What do Florida State and Clemson-- who can smell the seared barbecue tailgates of the SEC-- feel about the Terrapins leaving for greener (monetary) pastures? Or Virginia Tech? Or NC State? Or (sigh) UNC?

Would the SEC be able to entice these schools? Virginia Tech AD Jim Weaver stated, "I'd like to defer my comment for right now, but there may potentially be some interest."

Overall, the ACC has strengthened in the past year. The ACC augmented its east coast imprint into Pennsylvania and New York with the additions of Pittsburgh and Syracuse. The conference even brought in Notre Dame for all sports but football-- and will play the Irish in five games. These additions outweigh the most recent loss of the middling Terrapins. But Maryland's departure just reveals that schools still have the option to leave the ACC. It sets up the possibility for disaster.

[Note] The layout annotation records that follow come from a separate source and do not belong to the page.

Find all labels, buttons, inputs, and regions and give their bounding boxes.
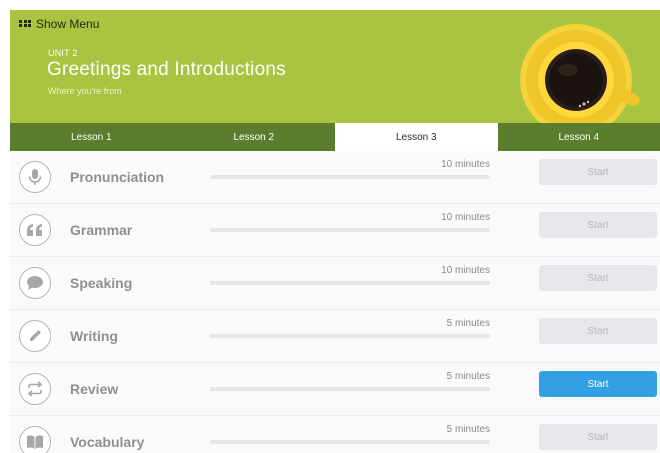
tab-lesson-2[interactable]: Lesson 2 bbox=[173, 123, 336, 151]
tab-lesson-4[interactable]: Lesson 4 bbox=[498, 123, 660, 151]
start-button[interactable]: Start bbox=[539, 371, 657, 397]
activity-title: Grammar bbox=[70, 222, 133, 238]
unit-header: Show Menu UNIT 2 Greetings and Introduct… bbox=[10, 10, 660, 123]
activity-duration: 10 minutes bbox=[441, 265, 490, 276]
activity-title: Vocabulary bbox=[70, 434, 145, 450]
activity-duration: 5 minutes bbox=[446, 371, 490, 382]
show-menu-button[interactable]: Show Menu bbox=[19, 17, 99, 31]
activity-row-grammar: Grammar 10 minutes Start bbox=[10, 204, 660, 257]
activity-duration: 5 minutes bbox=[446, 318, 490, 329]
show-menu-label: Show Menu bbox=[36, 17, 100, 31]
activity-progress-bar bbox=[210, 281, 490, 285]
start-button[interactable]: Start bbox=[539, 424, 657, 450]
activity-progress-bar bbox=[210, 175, 490, 179]
activity-row-vocabulary: Vocabulary 5 minutes Start bbox=[10, 416, 660, 453]
lesson-tabs: Lesson 1 Lesson 2 Lesson 3 Lesson 4 bbox=[10, 123, 660, 151]
activity-row-speaking: Speaking 10 minutes Start bbox=[10, 257, 660, 310]
unit-title: Greetings and Introductions bbox=[47, 59, 286, 80]
unit-subtitle: Where you're from bbox=[48, 86, 122, 96]
book-icon bbox=[19, 426, 51, 453]
activity-row-writing: Writing 5 minutes Start bbox=[10, 310, 660, 363]
start-button[interactable]: Start bbox=[539, 159, 657, 185]
activity-progress-bar bbox=[210, 334, 490, 338]
activity-progress-bar bbox=[210, 387, 490, 391]
activity-title: Writing bbox=[70, 328, 118, 344]
tab-lesson-3[interactable]: Lesson 3 bbox=[335, 123, 498, 151]
activity-progress-bar bbox=[210, 440, 490, 444]
start-button[interactable]: Start bbox=[539, 212, 657, 238]
activity-list: Pronunciation 10 minutes Start Grammar 1… bbox=[10, 151, 660, 453]
activity-duration: 10 minutes bbox=[441, 159, 490, 170]
grid-menu-icon bbox=[19, 19, 31, 29]
unit-label: UNIT 2 bbox=[48, 48, 78, 58]
microphone-icon bbox=[19, 161, 51, 193]
speech-bubble-icon bbox=[19, 267, 51, 299]
quote-icon bbox=[19, 214, 51, 246]
coffee-cup-image bbox=[520, 24, 640, 123]
start-button[interactable]: Start bbox=[539, 265, 657, 291]
repeat-icon bbox=[19, 373, 51, 405]
activity-title: Pronunciation bbox=[70, 169, 165, 185]
start-button[interactable]: Start bbox=[539, 318, 657, 344]
tab-lesson-1[interactable]: Lesson 1 bbox=[10, 123, 173, 151]
activity-row-pronunciation: Pronunciation 10 minutes Start bbox=[10, 151, 660, 204]
activity-progress-bar bbox=[210, 228, 490, 232]
activity-row-review: Review 5 minutes Start bbox=[10, 363, 660, 416]
activity-duration: 10 minutes bbox=[441, 212, 490, 223]
pencil-icon bbox=[19, 320, 51, 352]
activity-title: Speaking bbox=[70, 275, 133, 291]
activity-duration: 5 minutes bbox=[446, 424, 490, 435]
activity-title: Review bbox=[70, 381, 119, 397]
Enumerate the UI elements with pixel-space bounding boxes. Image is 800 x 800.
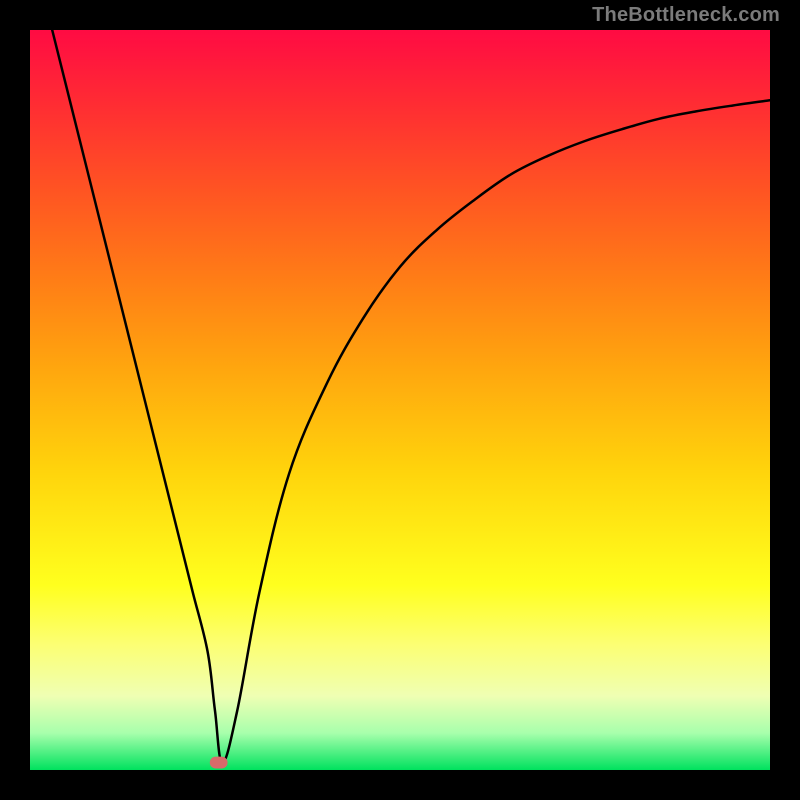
plot-area (30, 30, 770, 770)
optimum-marker-icon (210, 757, 228, 769)
bottleneck-curve (52, 30, 770, 763)
chart-svg (30, 30, 770, 770)
chart-frame: TheBottleneck.com (0, 0, 800, 800)
watermark-text: TheBottleneck.com (592, 4, 780, 27)
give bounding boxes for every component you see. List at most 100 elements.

If the SEC, Big 12 and Big Ten look to expand further-- like vultures-- they eye the opportunities in the ACC. The cataclysmic circumstance is that Clemson, Florida State and other major schools leave for these conferences.

Where does that leave Wake Forest? The closest comparison to our situation is Duke-- a small private academically-driven North Carolina school without big football-- yet a major conference would pounce on the university because of its transcendence in college basketball.

Out of the current 12 ACC schools, the Deacs would be the last pick for other conferences.

Wake Forest do not attract top conferences because today's college football revolves around grossing money and expanding markets-- the Deacs do not help much in either way.

If the expansion continues and the Big Four conferences become 16 team conferences, Mr. Wellman's phone will remain silent.

So where do the Deacs go from here? Maybe a top conference-- like the SEC-- in non-football sports. Conference USA and the Southern Conference would get on all fours and pout like a dog to bring in Wake Forest. But ironically, the Deacs might be best fit elsewhere. A basketball-driven conference that focuses on academics.

The Big East. With Georgetown, Marquette, Saint John's, Villanova and several others, the conference will remain relevant in basketball.

Coach K added, "For my own conference," he said, "its time to circle wagons and take attendance and make sure we have who we have."

For the state of tradition and strong educational ties-- and for Wake Forest's sake-- lets pray the ACC can keep its constituents happy. Here's to a stable present and future of the ACC.

"For my own conference," he said, "its time to circle wagons and take attendance and make sure we have who we have."